A warning to all: On Wednesday, a developer who works for Google published a demonstration app on GitHub that he claims shows off the creepy ways a rogue iPhone app can photograph you at any time without your knowledge if you grant it camera permissions.
Image Source: Apple
Felix Krauss is the founder of Fastlane, a developer toolset that Google acquired earlier this year. In a blog post on his website, Krauss explains that when you give an app permission to use the iPhone’s camera, you’re giving that app permission to use the camera whenever its overlords deem fit. Specifically, he writes that an app with camera permissions can:
- Access both the front and the back camera
- Record you at any time the app is in the foreground
- Take pictures and videos without telling you
- Upload the pictures/videos it takes immediately
- Run real-time face recognition to detect facial features or expressions
To show what he’s talking about, Krauss uploaded a project to GitHub that takes advantage of the worst features of camera permissions. (To be clear, this is a personal project, not sanctioned by Google.)
When this app is installed on an iPhone, Krauss says it randomly takes photos and utilises the facial recognition software without the user needing to do anything aside from grant the standard permission to use the camera. Here’s a video of the app in action:
Motherboard says it tested Krause’s app and verified that it does everything it claims to do. The developer told Motherboard that his project doesn’t upload the photos anywhere or store them in your Camera Roll, but other apps certainly could.
Apple is known for its strict app review process and developer guidelines, and notably, Krause’s app is not available in the App Store, where the vast majority of iPhone and iPad users get their apps. Gizmodo has reached out to Apple for comment on Krause’s claims and to ask if it has any plans to give users additional controls over camera permissions.
We’ve also asked for information on how apps that abuse camera permissions violate App Store rules. We have yet to receive a reply but will update this post when we do.

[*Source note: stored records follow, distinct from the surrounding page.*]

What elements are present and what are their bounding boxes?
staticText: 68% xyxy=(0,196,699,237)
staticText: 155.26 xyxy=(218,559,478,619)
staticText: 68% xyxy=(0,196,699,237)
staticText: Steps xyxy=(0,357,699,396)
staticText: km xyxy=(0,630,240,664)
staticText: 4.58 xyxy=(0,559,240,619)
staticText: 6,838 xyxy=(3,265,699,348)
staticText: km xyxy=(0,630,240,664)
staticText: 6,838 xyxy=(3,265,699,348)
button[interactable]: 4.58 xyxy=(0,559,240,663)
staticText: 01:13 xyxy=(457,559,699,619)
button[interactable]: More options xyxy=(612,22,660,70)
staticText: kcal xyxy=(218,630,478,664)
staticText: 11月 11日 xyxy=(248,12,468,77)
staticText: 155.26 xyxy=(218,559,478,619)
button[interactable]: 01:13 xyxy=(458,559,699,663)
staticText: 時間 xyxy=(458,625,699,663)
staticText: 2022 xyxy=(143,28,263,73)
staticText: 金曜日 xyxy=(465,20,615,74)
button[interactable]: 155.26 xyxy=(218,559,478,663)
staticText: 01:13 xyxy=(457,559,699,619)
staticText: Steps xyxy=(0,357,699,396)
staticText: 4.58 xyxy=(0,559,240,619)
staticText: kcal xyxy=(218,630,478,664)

Krause’s project raises awareness of a potential problem, but it doesn’t indicate that these activities are common in the App Store. As Motherboard notes, the ability for an app to take photos or videos at any time has been used to create apps that take photos at random intervals, turning your phone into a life-casting (or spying) device.
One of his most interesting (and unlikely) ideas is for Apple to modify its product to turn on a small LED light on the front and back when the camera is in use. Mac computers already do this. What’s most important is that users are always made completely aware of what they’re signing up for when they say it’s ok for an app to take over the camera.